The best area for life on Mars was miles below the surface


A vertically exaggerated, false-colored view of a large, water-carved channel on Mars, called the Dow Wallis. Credit: ESA / DLR / FU Berlin, CC BY-SA 3.0 IGO. 3D sung and painted by Luzendra Ojha

The new study highlights the subsurface melting of ice billions of years ago.

Most habitable area for life Mars It would have been several miles below the surface, probably due to the subsurface melting of a thick ice sheet thickened by geothermal heat, a Rutgers-led study concludes.

The study, published in the journal Science advance, An important question in the science of Mars – what may be known as the unconscious young sun paradox can help resolve this.

“Even though greenhouse gases such as carbon dioxide and water vapor were pumped into early Martian environments in computer simulations, climate models still struggle to support long-term hot and wet Mars,” lead author Luzendra Ojha, An assistant professor in the department said. Earth and Planetary Sciences at the School of Arts and Sciences at Rutgers University-New Brunswick “I and my co-authors propose that the faint young sun paradox can be assimilated, at least partially, if higher in Mars’ past It was geothermal heat. “

Our sun is a large-scale nuclear fusion reactor that produces energy by fusing hydrogen into helium. Over time, the Sun has gradually brightened and warmed the surface of the planets in our solar system. About 4 billion years ago, the sun was extremely fierce, so the climate of early Mars must have been cold. However, the surface of Mars has many geological indicators, such as ancient riverbeds, and chemical indicators, such as water-related minerals, which suggest that the red planet abounded in about 4.1 billion to 3.7 billion years ago (Noachian age). The amount of liquid was water. This apparent contradiction between the geological record and the climate model is the faint young sun paradox.

On rocky planets like Mars, Earth, Venus And heat-generating elements such as mercury, uranium, thorium, and potassium generate heat through radioactive decay. In such a scenario, liquid water can be generated through melting at the bottom of thick ice sheets, even though the sun was still faint. For example, on Earth, geothermal heat forms the West Antarctic ice sheet, subglacial lakes in areas of Greenland and the Canadian Arctic. There is a possibility that a similar melting may help explain the presence of liquid water on Mars 4 billion years ago.
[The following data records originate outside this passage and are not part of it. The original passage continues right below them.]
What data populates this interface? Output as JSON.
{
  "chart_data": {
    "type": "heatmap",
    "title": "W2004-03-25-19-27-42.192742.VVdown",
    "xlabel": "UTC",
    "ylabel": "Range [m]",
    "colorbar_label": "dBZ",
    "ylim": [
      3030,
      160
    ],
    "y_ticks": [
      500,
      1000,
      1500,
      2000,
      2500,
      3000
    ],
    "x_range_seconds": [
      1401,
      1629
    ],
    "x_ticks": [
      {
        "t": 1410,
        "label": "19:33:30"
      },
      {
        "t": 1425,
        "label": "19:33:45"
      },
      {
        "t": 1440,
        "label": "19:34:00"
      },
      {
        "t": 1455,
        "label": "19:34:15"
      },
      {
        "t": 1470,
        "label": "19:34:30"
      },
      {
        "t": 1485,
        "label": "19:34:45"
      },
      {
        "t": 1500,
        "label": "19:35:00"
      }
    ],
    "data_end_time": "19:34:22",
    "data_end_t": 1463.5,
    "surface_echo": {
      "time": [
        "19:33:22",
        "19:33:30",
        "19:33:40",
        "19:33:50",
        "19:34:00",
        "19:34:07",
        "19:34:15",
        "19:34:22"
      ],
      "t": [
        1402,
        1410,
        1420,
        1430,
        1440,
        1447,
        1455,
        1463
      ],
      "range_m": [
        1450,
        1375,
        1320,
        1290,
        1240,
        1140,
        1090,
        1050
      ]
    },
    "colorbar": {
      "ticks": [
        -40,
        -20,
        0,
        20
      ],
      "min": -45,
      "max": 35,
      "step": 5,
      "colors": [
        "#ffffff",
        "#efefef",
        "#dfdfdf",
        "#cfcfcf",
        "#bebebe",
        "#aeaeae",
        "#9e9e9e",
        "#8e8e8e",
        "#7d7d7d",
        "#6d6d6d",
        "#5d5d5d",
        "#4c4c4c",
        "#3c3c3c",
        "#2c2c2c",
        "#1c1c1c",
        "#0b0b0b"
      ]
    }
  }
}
Scientists investigated various Mars datasets to determine whether heating through geothermal heat would be possible in the Noachian era. He showed that the conditions required to melt the subsurface must have been omnipresent on ancient Mars. Even though Mars had a hot and wet climate 4 billion years ago, liquid water can only freeze at great depths, with magnetic fields, atmospheric thinness and subsequent global temperature declines. Therefore, life, if it ever originated on Mars, can follow progressively more liquid water.

“At such depths, life could be sustained by hydrothermal (heating) activity and rock-water reactions,” said Ojha. “So, the subsurface may represent the longest habitable environment on Mars.”

NASAAccording to Ojha, the Mars Insight spacecraft landed in 2018 and may allow scientists to better assess the role of geothermal heat in the habitat of Mars during the Noachian era.

Reference: “Implications for Groundwater Production and Early Martyr Habitat from Geological Heat on the Early Mars” by Luzendra Ojha, Jacob Buffo, Suniti Karunatilake and Matthew Siegler, 2 December 2020, Science advance.
DOI: 10.1126 / Sciadv.abb1669

Scientists from Dartmouth College, Louisiana State University and the Institute of Planetary Sciences contributed to the study.